Con il suo gesto Scarpa definisce un programma di lavoro che nessuno dei suoi successori può ignorare, quello di fare di questo edificio una città nella città, ed è questo disegno che Mario Botta riprende, senza indulgere in un’imitazione formale del gesto scarpiano. Quando alla fine degli anni ottanta la Fondazione acquisisce il piano terra su campo Santa Maria Formosa, diventa possibile ripensare l’accesso in modo definitivo, la corte interna scoperta del palazzo diventa un interno coperto che ridistribuisce gli spazi pubblici e d’accesso, Botta ridisegna la scala principale d’ingresso, la nuova corte e adesso gli spazi del nuovo ingresso. Mario Gemin, che ha collaborato alla definizione esecutiva del progetto, spiega la continuità con il progetto scarpiano nell’uso dei pannelli, ma questa volta grigi e monocromi, nell’uso di una copertura che ridisegna sul cielo il riflesso dell’acqua sui canali, con un effetto moiré dato da un tessuto metallico schermante nella copertura della corte. Questa scelta permette il restauro e il recupero integrale del lavoro di Scarpa, evita che venga modificato e sfigurato l’intervento scarpiano, ma evita anche che diventi un museo lugubre di se stesso, grazie a un lavoro ininterrotto, minuzioso e senza alcun evento speciale, solo continuo che non ha mai interrotto l’uso e la fruizione normale della biblioteca, aperta sempre fino a mezzanotte. Recuperare l’atrio permette anche che un corridoio di servizio a vecchi magazzini diventi un auditorium di centotrenta posti, collegato all’atrio con schermi e amplificazione a circuito chiuso, senza alcuna paura di modificare le vecchie strutture e senza imbarazzi nel riprendere semplificare e replicare il dispositivo scarpiano dei pannelli distaccati che permettono di dare regolarità agli spazi modulando la distanza dalle pareti retrostanti.

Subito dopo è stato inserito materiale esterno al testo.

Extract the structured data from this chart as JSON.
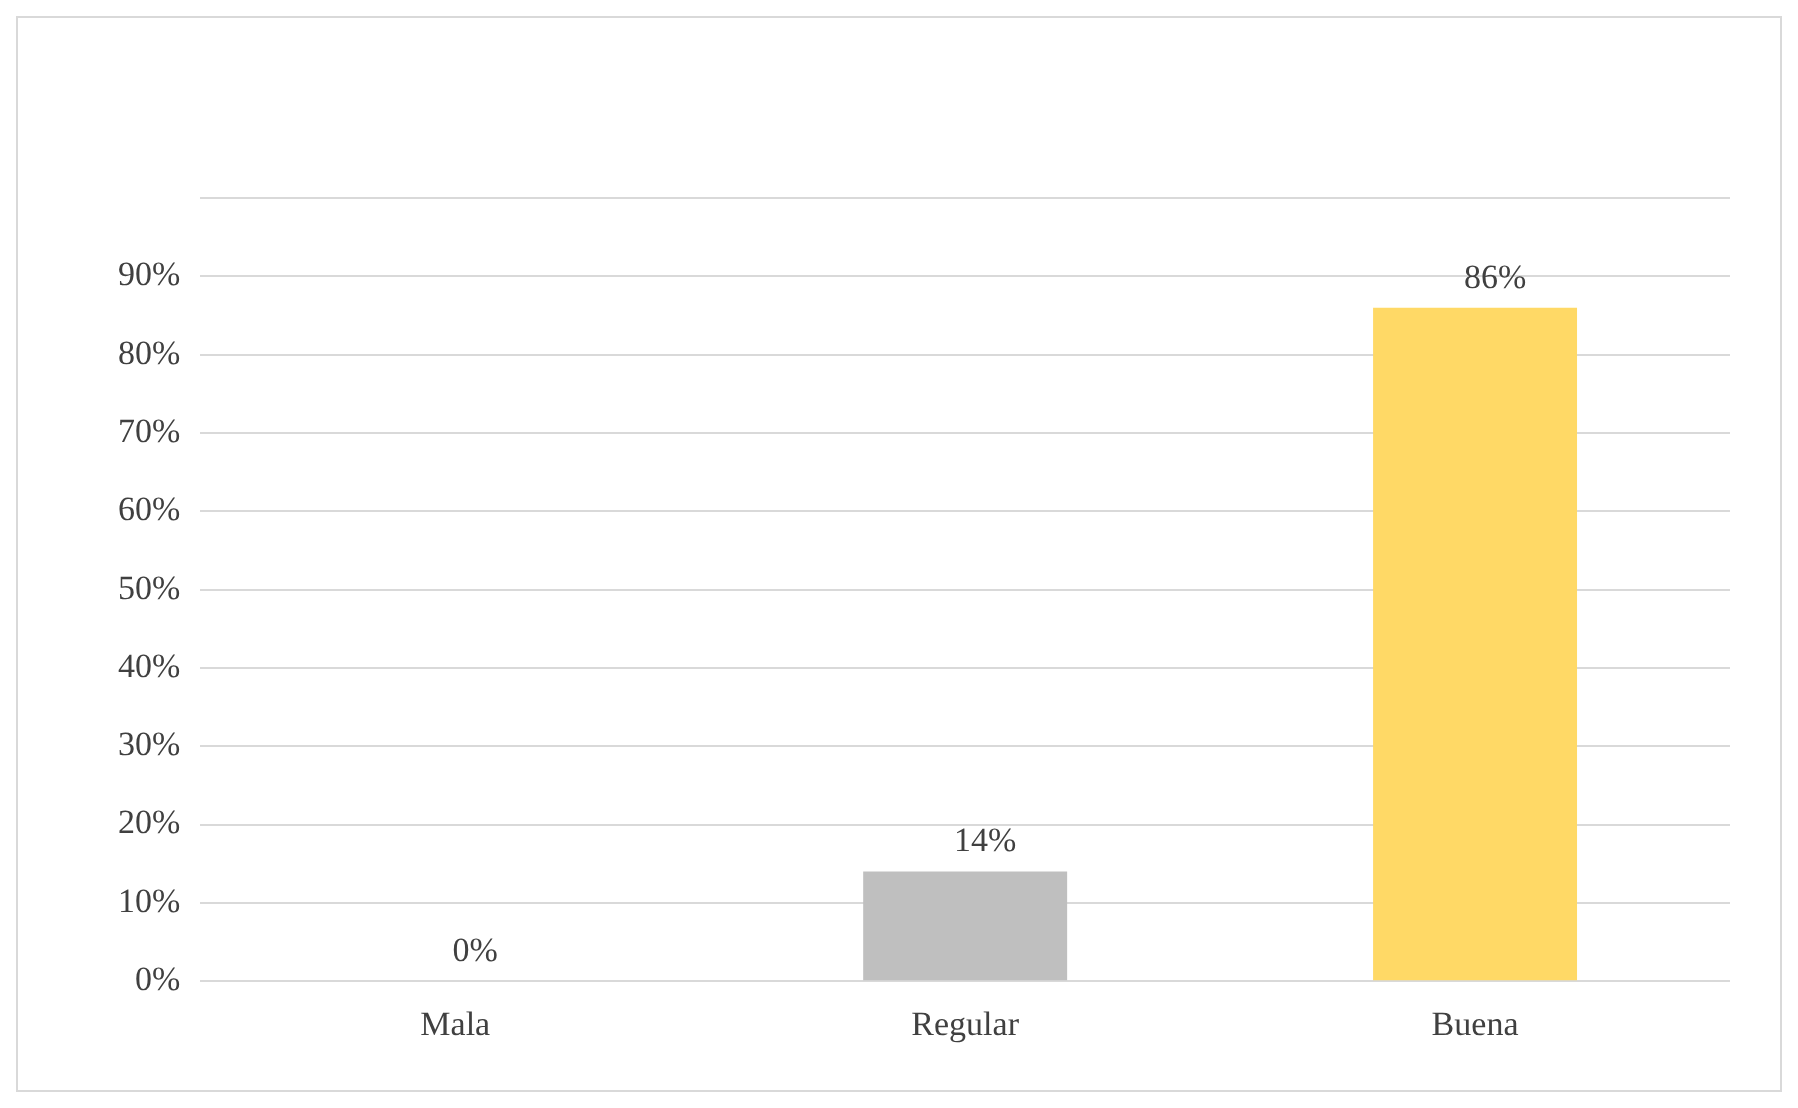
{
  "chart_data": {
    "type": "bar",
    "categories": [
      "Mala",
      "Regular",
      "Buena"
    ],
    "values": [
      0,
      14,
      86
    ],
    "colors": [
      "#2f5597",
      "#bfbfbf",
      "#ffd966"
    ],
    "value_labels": [
      "0%",
      "14%",
      "86%"
    ],
    "ylim": [
      0,
      100
    ],
    "yticks": [
      {
        "value": 0,
        "label": "0%"
      },
      {
        "value": 10,
        "label": "10%"
      },
      {
        "value": 20,
        "label": "20%"
      },
      {
        "value": 30,
        "label": "30%"
      },
      {
        "value": 40,
        "label": "40%"
      },
      {
        "value": 50,
        "label": "50%"
      },
      {
        "value": 60,
        "label": "60%"
      },
      {
        "value": 70,
        "label": "70%"
      },
      {
        "value": 80,
        "label": "80%"
      },
      {
        "value": 90,
        "label": "90%"
      },
      {
        "value": 100,
        "label": null
      }
    ],
    "grid": "y",
    "legend": false
  }
}
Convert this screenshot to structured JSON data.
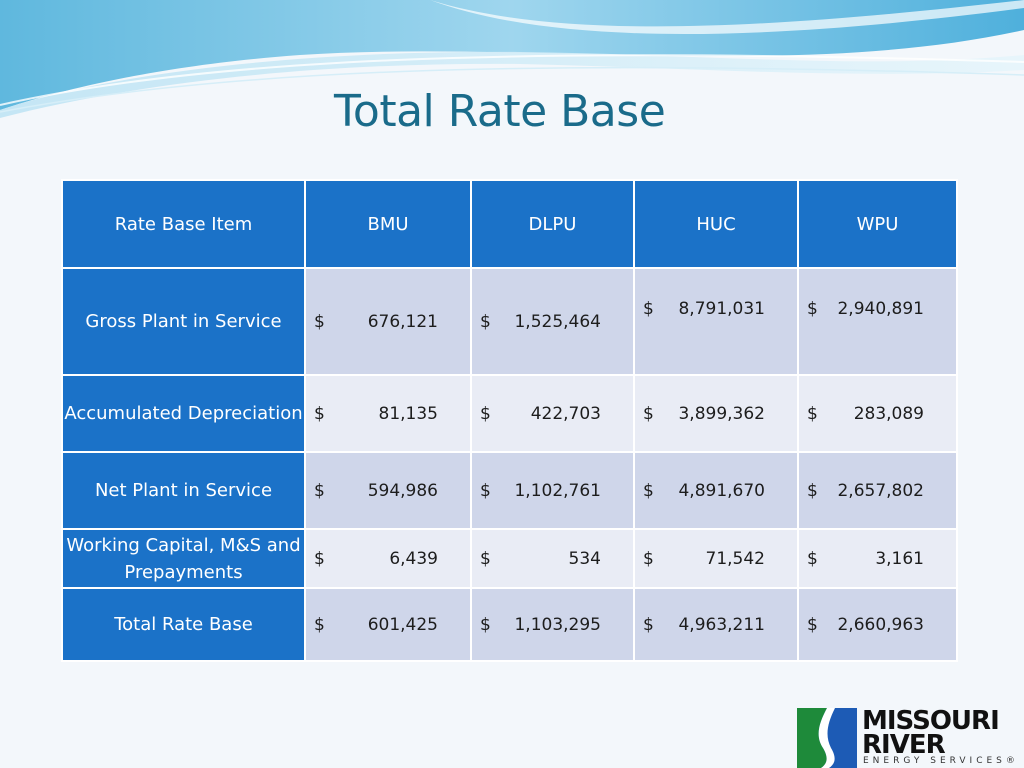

Quello che resta è una sensazione di felicità domestica non provinciale. I finanziamenti sono stati prevalentemente pubblici, la spesa a partire dagli anni ottanta è stata nell’ordine di trenta milioni di euro. In occasione dei tagli recenti alle istituzioni culturali, l’orario della biblioteca è stato ridotto, dalle undici del mattino alle undici di sera. La buona notizia è che da marzo riprenderà a chiudere a mezzanotte con l’aiuto di associazioni di volontariato e grazie a nuovi finanziamenti.

La domanda che non si può non fare è come mai invece sia così difficile immaginare queste operazioni di ricucitura pazienti e continue a grande scala, e il pensiero vola alle operazioni di cui ora è investita Venezia – Mestre con i progetti del Palais Lumière e delle nuove infrastrutture dell’alta velocità. La risposta di Botta è molto semplice e molto difficile: si tratta di sensibilità. La sensibilità che mi è propria, dice, è quella percettiva della piccola scala, mi trovo a mio agio dove l’occhio può controllare tutto perché ho una sensibilità visiva. Lavorare a grande scala richiede una sensibilità diversa ed è anche molto più complicato abbracciare le esigenze di uso di parti intere di territori, eppure le città sono il luogo più bello e intelligente che gli esseri umani siano stati in grado di immaginare e realizzare.